Become aware of your “wanting” agenda. Be conscious of you wanting the person’s approval, wanting the conversation to go a certain direction, your desire to fix the person etc. All of these impact your listening skills. Can you recognize your agenda and let it go? Can you simply seek to understand? Can you stop planning your response while listening to another? Can you wait to express your thoughts and feelings and focus on another? Maybe, not even address the misperception until later. It is difficult to listen without speaking when you feel threatened or offended. It is difficult to attend to the spirit of another when aversion arises. We want to control the conversation.
Practice becoming a receptive open presence. Conditioning your mind to listen began with inner listening to yourself without judgment. This requires ongoing training. You then extend your receptive open presence to another. It takes meditation and practice to listen to another without judgment and to attune to their spirit. You will need to anchor with your breath and give yourself care while attempting to do the work of listening to another. Telling another that you have not understood their suffering and that it is not your intent to make them suffer more relieves suffering and struggle. Telling them you are eager to hear more about their suffering heals the greatest divides the world knows. It impacts your significant relationships and offers healing to those who hate you and despise what you stand for.

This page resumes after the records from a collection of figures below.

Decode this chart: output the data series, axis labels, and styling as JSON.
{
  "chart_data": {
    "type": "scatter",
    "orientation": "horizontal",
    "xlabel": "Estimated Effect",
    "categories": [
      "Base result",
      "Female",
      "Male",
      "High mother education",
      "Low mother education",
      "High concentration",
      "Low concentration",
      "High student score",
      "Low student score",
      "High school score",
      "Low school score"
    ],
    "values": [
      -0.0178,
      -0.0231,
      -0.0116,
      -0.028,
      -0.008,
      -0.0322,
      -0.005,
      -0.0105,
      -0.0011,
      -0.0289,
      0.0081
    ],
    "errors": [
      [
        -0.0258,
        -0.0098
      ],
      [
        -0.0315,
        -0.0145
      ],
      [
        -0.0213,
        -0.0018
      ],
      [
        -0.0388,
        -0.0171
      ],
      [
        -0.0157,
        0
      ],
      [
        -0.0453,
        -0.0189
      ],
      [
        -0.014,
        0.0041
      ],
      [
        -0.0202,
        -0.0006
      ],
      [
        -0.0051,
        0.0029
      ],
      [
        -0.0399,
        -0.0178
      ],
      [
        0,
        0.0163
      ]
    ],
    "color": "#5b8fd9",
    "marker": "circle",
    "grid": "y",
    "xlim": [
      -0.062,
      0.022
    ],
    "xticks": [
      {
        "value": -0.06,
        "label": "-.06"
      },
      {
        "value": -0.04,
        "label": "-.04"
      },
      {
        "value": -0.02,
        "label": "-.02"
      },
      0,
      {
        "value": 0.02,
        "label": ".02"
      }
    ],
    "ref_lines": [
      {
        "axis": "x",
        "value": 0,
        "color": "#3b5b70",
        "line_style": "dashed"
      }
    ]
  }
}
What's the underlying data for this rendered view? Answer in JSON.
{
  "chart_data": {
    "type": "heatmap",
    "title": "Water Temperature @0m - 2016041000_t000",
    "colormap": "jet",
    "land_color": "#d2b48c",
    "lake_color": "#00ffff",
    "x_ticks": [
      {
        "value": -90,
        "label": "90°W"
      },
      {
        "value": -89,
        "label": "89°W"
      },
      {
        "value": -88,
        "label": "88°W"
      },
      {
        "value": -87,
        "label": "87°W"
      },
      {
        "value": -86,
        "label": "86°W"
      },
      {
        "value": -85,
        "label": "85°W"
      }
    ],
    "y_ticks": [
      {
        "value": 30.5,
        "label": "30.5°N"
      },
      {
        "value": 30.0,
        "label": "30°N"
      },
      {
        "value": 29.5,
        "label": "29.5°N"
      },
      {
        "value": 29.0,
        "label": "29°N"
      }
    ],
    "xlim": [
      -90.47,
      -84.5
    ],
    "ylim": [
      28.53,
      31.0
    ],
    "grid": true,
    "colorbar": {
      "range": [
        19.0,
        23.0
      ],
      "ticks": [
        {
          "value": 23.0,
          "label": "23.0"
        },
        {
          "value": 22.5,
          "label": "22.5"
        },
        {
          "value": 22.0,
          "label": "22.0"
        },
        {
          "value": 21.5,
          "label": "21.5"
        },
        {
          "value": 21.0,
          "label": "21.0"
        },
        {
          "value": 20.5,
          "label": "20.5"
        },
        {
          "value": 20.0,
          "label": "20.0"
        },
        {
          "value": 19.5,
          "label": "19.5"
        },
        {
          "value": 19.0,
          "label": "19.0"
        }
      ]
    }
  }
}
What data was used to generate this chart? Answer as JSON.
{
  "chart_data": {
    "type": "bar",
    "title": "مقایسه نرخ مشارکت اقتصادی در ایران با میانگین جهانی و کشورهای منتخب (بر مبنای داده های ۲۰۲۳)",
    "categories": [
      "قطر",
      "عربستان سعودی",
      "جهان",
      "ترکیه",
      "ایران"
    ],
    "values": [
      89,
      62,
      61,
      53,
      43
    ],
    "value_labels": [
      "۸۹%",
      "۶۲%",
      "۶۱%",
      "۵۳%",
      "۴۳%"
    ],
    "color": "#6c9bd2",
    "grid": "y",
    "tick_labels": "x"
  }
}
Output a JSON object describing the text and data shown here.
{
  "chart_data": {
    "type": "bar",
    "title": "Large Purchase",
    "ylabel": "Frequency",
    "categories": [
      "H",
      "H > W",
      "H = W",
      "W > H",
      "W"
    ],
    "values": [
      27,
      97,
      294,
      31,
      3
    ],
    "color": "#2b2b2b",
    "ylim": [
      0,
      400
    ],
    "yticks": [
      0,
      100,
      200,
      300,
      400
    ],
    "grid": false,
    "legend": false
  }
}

In a world of divergent interests, pejorative perceptions and unfriendly resistance toward others who are unlike you, practice becoming a receptive open presence. As you sit with your family and friends during this Thanksgiving holiday, courageously listen to another’s passion and frustration. Practice extreme listening. Find a common ground. Always know that when the other person feels heard it is the beginning of trust which heals hate and hurt perpetrated throughout the world by those who choose not to deeply listen.